Both of them say the health benefits of dancing are great as it gives you a great cardiovascular workout as well as burning calories.
John and Sylvia’s life has taken a lot of twists before finally landing in Jamestown’s Viewpointe subdivision 12 years ago.
John worked for many years at Ford Motor Company in Michigan while Sylvia stayed with her children and others at home, the latter for the state of Michigan, for many years and as a manager of Sunglass Hut for four years. John also helped to start a very successful youth soccer program in Michigan as soccer was big in his homeland.
When asked why move to this area from Michigan after they both retired, Sylvia said, “the air and water is cleaner and there is less pollution.”
“Once you cross the Ohio border going north you can smell the gas pollution,” she said.
John said he loved the laid back atmosphere of Russell County but that it sometimes feels a bit too laid back.
This is one of the reasons for starting the dancing lessons at the center, to liven this place up.
The couple said they are looking forward to the Jamestown Center’s dance hall opening and commended the center’s owner, George Alford, for putting in such a business.
John said he hoped people would support dancing at the center and that couples are welcome at all their dance classes.
Sylvia was born and raised in England’s Nottingham, of Robin Hood fame, while John, a former military man, is originally from Southampton, the largest city on England’s south coast.
“We all first immigrated to Canada separately,” she said. The two of them first moved to Canada and then the United States with their first spouses.
After both of their previous marriages ended, John, who has been in America since 1965, and Sylvia, who has been in America since 1967, began seeing one another and was eventually married in 1977.

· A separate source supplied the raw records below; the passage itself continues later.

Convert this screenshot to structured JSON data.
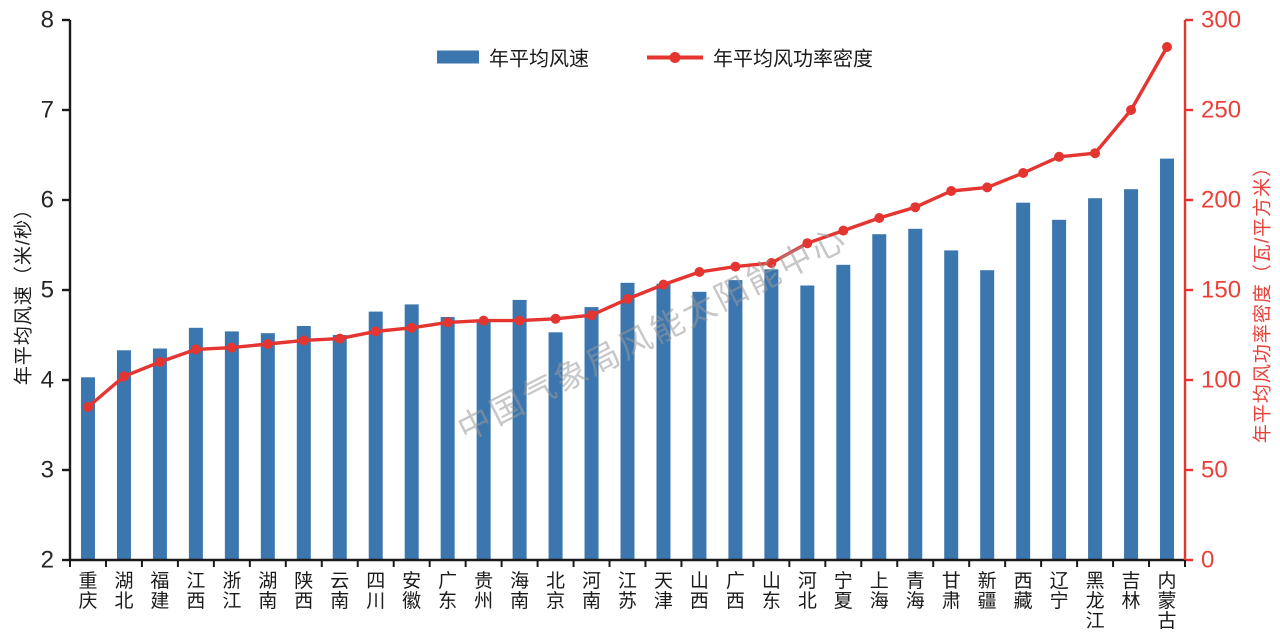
{
  "figure": {
    "background": "#ffffff",
    "bar_color": "#3b76af",
    "line_color": "#e43531",
    "right_axis_text_color": "#e8413a",
    "axis_color": "#1a1a1a",
    "watermark_color": "#9a9a9a"
  },
  "legend": {
    "bar_label": "年平均风速",
    "line_label": "年平均风功率密度"
  },
  "watermark": "中国气象局风能太阳能中心",
  "chart_data": {
    "type": "bar",
    "subtype": "bar+line combo, dual y-axis",
    "grid": false,
    "legend_position": "top-center",
    "categories": [
      "重庆",
      "湖北",
      "福建",
      "江西",
      "浙江",
      "湖南",
      "陕西",
      "云南",
      "四川",
      "安徽",
      "广东",
      "贵州",
      "海南",
      "北京",
      "河南",
      "江苏",
      "天津",
      "山西",
      "广西",
      "山东",
      "河北",
      "宁夏",
      "上海",
      "青海",
      "甘肃",
      "新疆",
      "西藏",
      "辽宁",
      "黑龙江",
      "吉林",
      "内蒙古"
    ],
    "series": [
      {
        "name": "年平均风速",
        "type": "bar",
        "axis": "left",
        "color": "#3b76af",
        "values": [
          4.03,
          4.33,
          4.35,
          4.58,
          4.54,
          4.52,
          4.6,
          4.5,
          4.76,
          4.84,
          4.7,
          4.66,
          4.89,
          4.53,
          4.81,
          5.08,
          5.07,
          4.98,
          5.11,
          5.23,
          5.05,
          5.28,
          5.62,
          5.68,
          5.44,
          5.22,
          5.97,
          5.78,
          6.02,
          6.12,
          6.46
        ]
      },
      {
        "name": "年平均风功率密度",
        "type": "line",
        "axis": "right",
        "color": "#e43531",
        "values": [
          85,
          102,
          110,
          117,
          118,
          120,
          122,
          123,
          127,
          129,
          132,
          133,
          133,
          134,
          136,
          145,
          153,
          160,
          163,
          165,
          176,
          183,
          190,
          196,
          205,
          207,
          215,
          224,
          226,
          250,
          285
        ]
      }
    ],
    "left_axis": {
      "label": "年平均风速（米/秒）",
      "min": 2,
      "max": 8,
      "tick_step": 1,
      "ticks": [
        2,
        3,
        4,
        5,
        6,
        7,
        8
      ]
    },
    "right_axis": {
      "label": "年平均风功率密度（瓦/平方米）",
      "min": 0,
      "max": 300,
      "tick_step": 50,
      "ticks": [
        0,
        50,
        100,
        150,
        200,
        250,
        300
      ]
    }
  }
}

The two had known each other for several years before this as well.
The couple, who both still have rich English accents, said they don’t get homesick for Michigan because of the cold and snow or for England because of the harsh reality of day-to-day life and poverty.
The Weeks’ family is dotted all over the globe as John has a sister and nephew in Australia and Sylvia has a sister in New Zealand as well as a brother in England. A son from John’s previous marriage still resides in England as do three of his sisters. The couple has a total of seven children between them.
They have one daughter together, Heather Weeks, also of Jamestown, who nominated them as this week’s heroes. Heather is the mother of three children, as well.
“It’s difficult to keep in contact with family farther away and we usually just exchange at Christmas time,” Sylvia said.
The Weeks both said they grew up very poor in England and said their food was rationed as well as having to find activities to bide their time, such as homemade toys or games. Both said their Christmas presents often consisted of a single apple or orange.
Life has since changed for the Weeks as they have a nice life with a nice home and are living out their retirement on the dance floor.